**Goals**
At the end of this study, recommend the best way to split the [[ https://wikitech.wikimedia.org/wiki/Analytics/Data_Lake/Edits/Public | data lake edits]] data and/or a set of practical requirements.
**What are the possible constraints on the partitions?**
We will be releasing the whole MediaWiki dataset with user, revision, page infos.
**Wikigroup**- How to group the different wikis? One file per wiki? One file per large wikis, and grouping the smaller ones? If grouping, what grouping makes sense?
**Time**- How to split up wikis over time? For large wikis such as enwiki, we may have to do this, for smaller ones, we have a choice. If so, what splitting makes the most sense?
**Use-cases**- Are there most common use-cases for this data-release that we should be aware of and tune the release to those use-cases?
**High-level input is good, too**- If you don't know the answer to the question of which wikigroup and over what time period, that is fine. Tell us practical constraints you have: An //n// GB file is just too big; ...
**FAQ**
**Q.** Why don't you release the data in one file?
**A.** It's too big and it won't be useful for the majority of the use-cases where only a portion of the data is needed. (Think about those on low bandwidths or with limited processing power.)
**Q.** Why don't you release a sample of the data for folks to play with and only after you see the actual use-cases, decide the final set of requirements?
**A.** We may end up doing this, but there are two constraints here: We ideally want to have the data out before the end of September 2019. If we have it out and we don't finalize the format, people will start writing code based on it and if we have to change things, it will mess up their work. We will have to do some of this in the future, but we don't want to rely on iteratively improving the data release format for things we could catch before the release.
**Methodology**
Per Capt_Swing's input, we most likely don't need a methodology here. Given the nature of the feedback requested, it is enough to send a simple questionnaire to outside researchers and gather input from internal researchers and make a recommendation/decision.
**Considerations**
The following points have been raised by others and are important to keep in mind:
* Whether we want to have data lake as the go-to place for the majority of research use-cases or we want it to complement MySQL DBs will have impact on the type of input we gather. (diego) In conversations with Analytics, the long term goal is identified as having data lake as a place where most of the research data needs are satisfied, but this is much longer term and in the short term the two resources may act as complements.

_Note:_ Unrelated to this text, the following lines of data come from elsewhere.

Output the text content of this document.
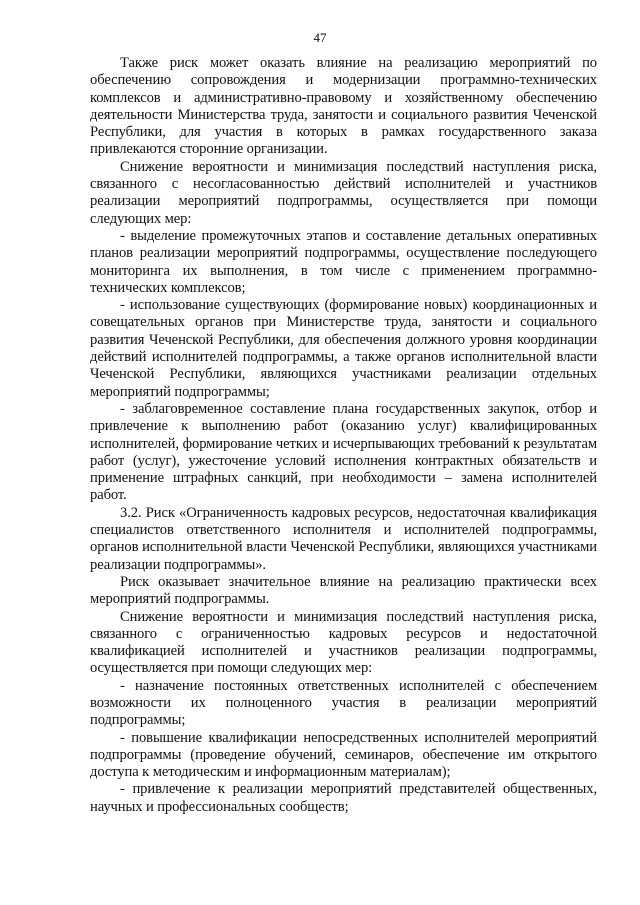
47

Также риск может оказать влияние на реализацию мероприятий по обеспечению сопровождения и модернизации программно-технических комплексов и административно-правовому и хозяйственному обеспечению деятельности Министерства труда, занятости и социального развития Чеченской Республики, для участия в которых в рамках государственного заказа привлекаются сторонние организации.

Снижение вероятности и минимизация последствий наступления риска, связанного с несогласованностью действий исполнителей и участников реализации мероприятий подпрограммы, осуществляется при помощи следующих мер:

- выделение промежуточных этапов и составление детальных оперативных планов реализации мероприятий подпрограммы, осуществление последующего мониторинга их выполнения, в том числе с применением программно-технических комплексов;

- использование существующих (формирование новых) координационных и совещательных органов при Министерстве труда, занятости и социального развития Чеченской Республики, для обеспечения должного уровня координации действий исполнителей подпрограммы, а также органов исполнительной власти Чеченской Республики, являющихся участниками реализации отдельных мероприятий подпрограммы;

- заблаговременное составление плана государственных закупок, отбор и привлечение к выполнению работ (оказанию услуг) квалифицированных исполнителей, формирование четких и исчерпывающих требований к результатам работ (услуг), ужесточение условий исполнения контрактных обязательств и применение штрафных санкций, при необходимости – замена исполнителей работ.

3.2. Риск «Ограниченность кадровых ресурсов, недостаточная квалификация специалистов ответственного исполнителя и исполнителей подпрограммы, органов исполнительной власти Чеченской Республики, являющихся участниками реализации подпрограммы».

Риск оказывает значительное влияние на реализацию практически всех мероприятий подпрограммы.

Снижение вероятности и минимизация последствий наступления риска, связанного с ограниченностью кадровых ресурсов и недостаточной квалификацией исполнителей и участников реализации подпрограммы, осуществляется при помощи следующих мер:

- назначение постоянных ответственных исполнителей с обеспечением возможности их полноценного участия в реализации мероприятий подпрограммы;

- повышение квалификации непосредственных исполнителей мероприятий подпрограммы (проведение обучений, семинаров, обеспечение им открытого доступа к методическим и информационным материалам);

- привлечение к реализации мероприятий представителей общественных, научных и профессиональных сообществ;
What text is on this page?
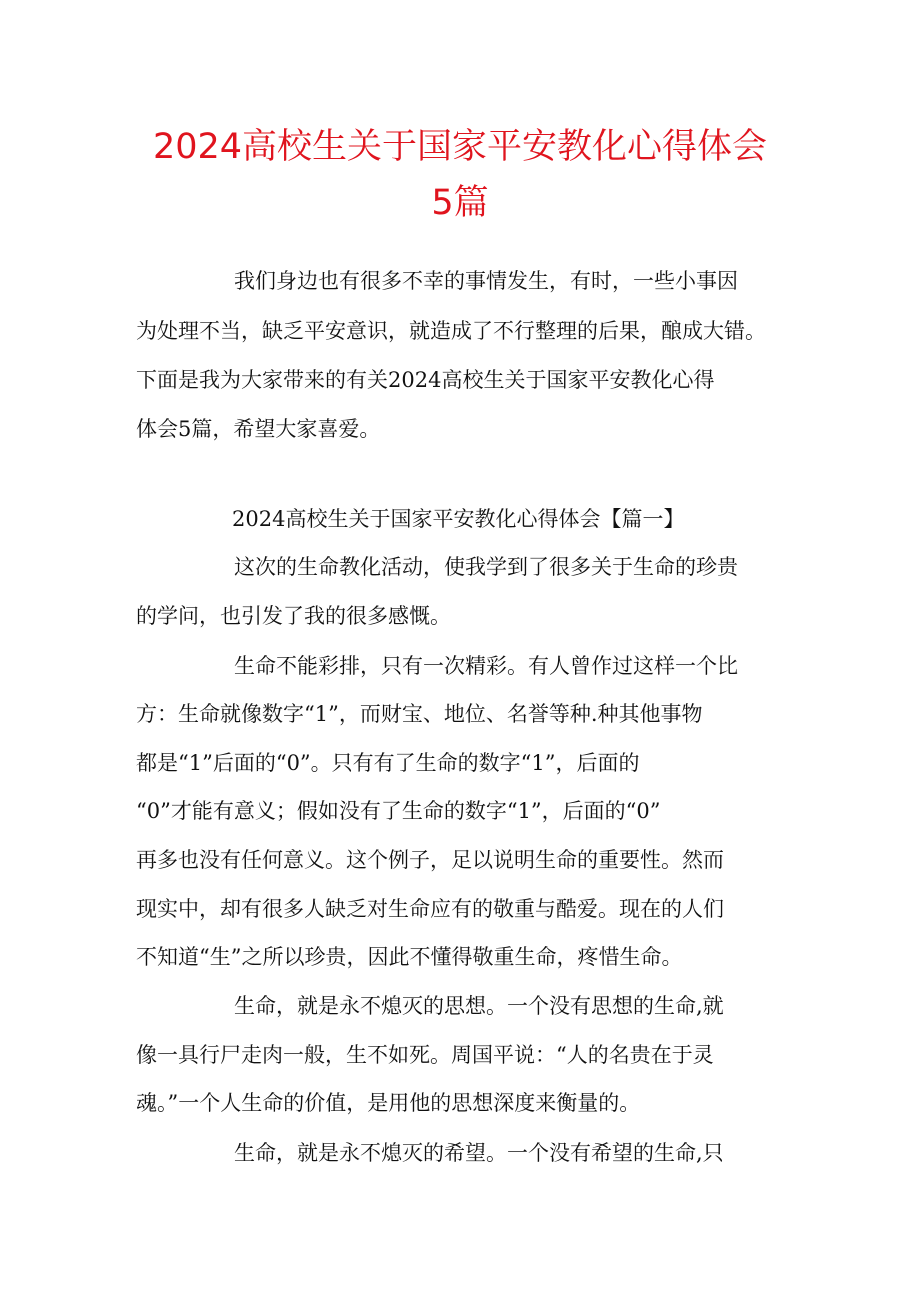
2024高校生关于国家平安教化心得体会
5篇

我们身边也有很多不幸的事情发生，有时，一些小事因

为处理不当，缺乏平安意识，就造成了不行整理的后果，酿成大错。

下面是我为大家带来的有关2024高校生关于国家平安教化心得

体会5篇，希望大家喜爱。

2024高校生关于国家平安教化心得体会【篇一】

这次的生命教化活动，使我学到了很多关于生命的珍贵

的学问，也引发了我的很多感慨。

生命不能彩排，只有一次精彩。有人曾作过这样一个比

方：生命就像数字“1”，而财宝、地位、名誉等种.种其他事物

都是“1”后面的“0”。只有有了生命的数字“1”，后面的

“0”才能有意义；假如没有了生命的数字“1”，后面的“0”

再多也没有任何意义。这个例子，足以说明生命的重要性。然而

现实中，却有很多人缺乏对生命应有的敬重与酷爱。现在的人们

不知道“生”之所以珍贵，因此不懂得敬重生命，疼惜生命。

生命，就是永不熄灭的思想。一个没有思想的生命,就

像一具行尸走肉一般，生不如死。周国平说：“人的名贵在于灵

魂。”一个人生命的价值，是用他的思想深度来衡量的。

生命，就是永不熄灭的希望。一个没有希望的生命,只
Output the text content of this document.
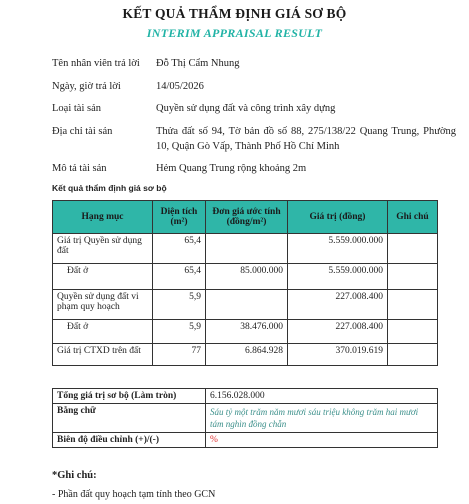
KẾT QUẢ THẨM ĐỊNH GIÁ SƠ BỘ
INTERIM APPRAISAL RESULT
Tên nhân viên trả lời	Đỗ Thị Cẩm Nhung
Ngày, giờ trả lời	14/05/2026
Loại tài sản	Quyền sử dụng đất và công trình xây dựng
Địa chỉ tài sản	Thửa đất số 94, Tờ bản đồ số 88, 275/138/22 Quang Trung, Phường 10, Quận Gò Vấp, Thành Phố Hồ Chí Minh
Mô tả tài sản	Hẻm Quang Trung rộng khoảng 2m
Kết quả thẩm định giá sơ bộ
Hạng mục	Diện tích (m²)	Đơn giá ước tính (đồng/m²)	Giá trị (đồng)	Ghi chú
Giá trị Quyền sử dụng đất	65,4		5.559.000.000	
Đất ở	65,4	85.000.000	5.559.000.000	
Quyền sử dụng đất vi phạm quy hoạch	5,9		227.008.400	
Đất ở	5,9	38.476.000	227.008.400	
Giá trị CTXD trên đất	77	6.864.928	370.019.619	
Tổng giá trị sơ bộ (Làm tròn)	6.156.028.000
Bằng chữ	Sáu tỷ một trăm năm mươi sáu triệu không trăm hai mươi tám nghìn đồng chẵn
Biên độ điều chỉnh (+)/(-)	%
*Ghi chú:
- Phần đất quy hoạch tạm tính theo GCN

* What happens to computational resources that are needed by researchers to be able to process data from data lake? (diego) MySQL DBs come hand-in-hand with resources. This can make the work of researchers in under-resources environments easier and can make the data-sets in MySQL DBs more attractive to them in this sense. Longer term plans for Data Lake is encouraged to consider computation resource needs for a volunteer community of researchers to process the data.
**Blurb**
Provided by Milimetric and can be used in communications with external researchers/end-users:
A history of activity on Wikimedia projects as complete and research-friendly as possible. We add context to edits, such as whether they were reverted, when they were reverted, how many bytes they changed, how many edits had the user made at that time, and much more, all in the same row as the edit itself. So you can focus more on what you want to find out instead of joining a bunch of tables.